HESI RN
Community Health HESI
1. The nurse is teaching a group of new mothers about infant care. Which topic should the nurse prioritize?
- A. signs of infant dehydration
 - B. proper diaper changing techniques
 - C. immunization schedule
 - D. breastfeeding positions
 
Correct answer: A
Rationale: The correct answer is A: signs of infant dehydration. Recognizing signs of dehydration is crucial for ensuring the health and well-being of infants. Dehydration can be life-threatening for infants if not addressed promptly. While proper diaper changing techniques, immunization schedules, and breastfeeding positions are also important topics in infant care, being able to identify signs of dehydration takes precedence as it requires immediate attention to prevent serious consequences.
2. A nurse is developing a community health education program focused on preventing childhood obesity. Which intervention should be prioritized?
- A. Creating a school-based exercise program
 - B. Distributing educational pamphlets on healthy eating
 - C. Organizing a community health fair
 - D. Partnering with local restaurants to offer healthy meal options
 
Correct answer: A
Rationale: The correct answer is A: Creating a school-based exercise program. This intervention directly addresses the need to increase physical activity among children, a crucial aspect in preventing childhood obesity. While distributing educational pamphlets on healthy eating (choice B) can be beneficial, promoting physical activity through a structured program is more effective in combating obesity. Organizing a community health fair (choice C) may raise awareness but may not lead to sustained behavior change like a structured exercise program. Partnering with local restaurants to offer healthy meal options (choice D) addresses nutrition but does not directly impact physical activity levels, which are essential in obesity prevention.
3. A female client with a history of chronic obstructive pulmonary disease (COPD) is being treated at home and is currently receiving oxygen at 2 liters via nasal cannula. The spouse, who is the caregiver, reports that the client requires assistance when ambulating short distances, including going to the bathroom. Which suggestion should the health care nurse provide to the caregiver?

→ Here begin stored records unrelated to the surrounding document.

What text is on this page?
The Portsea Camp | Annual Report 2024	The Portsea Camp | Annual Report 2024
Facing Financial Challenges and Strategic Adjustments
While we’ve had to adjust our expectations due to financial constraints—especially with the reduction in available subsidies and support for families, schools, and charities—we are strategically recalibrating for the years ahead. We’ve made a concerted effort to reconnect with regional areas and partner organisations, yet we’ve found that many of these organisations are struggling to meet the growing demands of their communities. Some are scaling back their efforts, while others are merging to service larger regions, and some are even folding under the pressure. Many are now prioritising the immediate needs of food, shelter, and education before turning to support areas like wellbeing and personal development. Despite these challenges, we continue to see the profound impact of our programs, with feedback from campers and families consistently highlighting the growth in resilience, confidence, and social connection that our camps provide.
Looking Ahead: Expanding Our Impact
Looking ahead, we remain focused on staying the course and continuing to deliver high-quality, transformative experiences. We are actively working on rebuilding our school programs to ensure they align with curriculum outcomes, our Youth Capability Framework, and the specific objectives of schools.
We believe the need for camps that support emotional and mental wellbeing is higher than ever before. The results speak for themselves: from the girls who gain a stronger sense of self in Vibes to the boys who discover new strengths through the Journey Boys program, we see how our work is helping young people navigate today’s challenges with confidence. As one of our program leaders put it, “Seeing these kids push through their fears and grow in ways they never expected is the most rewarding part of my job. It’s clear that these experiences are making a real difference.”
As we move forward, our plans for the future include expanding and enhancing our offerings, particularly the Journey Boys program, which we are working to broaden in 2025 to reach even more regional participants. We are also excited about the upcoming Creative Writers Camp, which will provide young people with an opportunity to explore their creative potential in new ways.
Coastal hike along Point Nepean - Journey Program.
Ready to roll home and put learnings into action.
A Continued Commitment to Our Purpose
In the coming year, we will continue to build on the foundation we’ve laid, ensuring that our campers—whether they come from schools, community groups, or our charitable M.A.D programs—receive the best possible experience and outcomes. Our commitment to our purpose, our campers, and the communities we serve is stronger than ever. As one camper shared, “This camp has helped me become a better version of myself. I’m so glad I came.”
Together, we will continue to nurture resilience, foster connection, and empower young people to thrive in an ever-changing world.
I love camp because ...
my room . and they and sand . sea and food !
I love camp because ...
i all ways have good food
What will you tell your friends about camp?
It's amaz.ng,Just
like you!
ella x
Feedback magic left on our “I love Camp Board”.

- A. disconnect oxygen when ambulating to the bathroom
 - B. administer a breathing treatment prior to ambulation
 - C. suggest obtaining a bedside commode for toileting
 - D. ask for additional assistance to reduce the risk of falls
 
Correct answer: C
Rationale: For a client with COPD requiring assistance for short-distance ambulation, suggesting a bedside commode for toileting is the most appropriate intervention. This recommendation helps reduce the need for the client to walk long distances, thereby minimizing the risk of exertion and potential falls. Disconnecting oxygen during ambulation (Choice A) is not safe for a client with COPD, as oxygen therapy should be continuous. Administering a breathing treatment before ambulation (Choice B) may not directly address the client's need for assistance with toileting. Asking for additional assistance (Choice D) can be beneficial but providing a bedside commode specifically addresses the current issue of ambulating short distances for toileting.
4. The instructor is teaching a prenatal class about the importance of folic acid. Which outcome indicates that the teaching was effective?
- A. participants can list foods high in folic acid
 - B. participants plan to take folic acid supplements daily
 - C. participants understand the risks of folic acid deficiency
 - D. participants demonstrate how to read nutrition labels for folic acid content
 
Correct answer: B
Rationale: The correct answer is B because planning to take folic acid supplements daily is a proactive step towards preventing folic acid deficiency and reducing the risk of neural tube defects in pregnancy. While choice A is important for dietary knowledge, the direct action of taking supplements is more effective. Choice C, understanding the risks, is good but does not ensure action. Choice D, reading nutrition labels, is helpful but doesn't guarantee intake of folic acid.
5. Who is likely to have the most influence on these women's perceptions about their children's healthcare needs?
- A. husbands
 - B. clinic healthcare provider
 - C. older females
 - D. tribal chief
 
Correct answer: C
Rationale: In many cultures, older women, such as grandmothers or aunts, hold significant influence over health-related decisions and practices within the family. They are often the ones consulted for advice on healthcare matters concerning children. Husbands (choice A) may have influence in other areas, but when it comes to healthcare decisions for children, older females are typically more influential. Clinic healthcare providers (choice B) may offer guidance, but the influence of older females within the community is usually stronger. Tribal chiefs (choice D) may hold authority but might not be as directly involved in individual healthcare decisions within families as older females.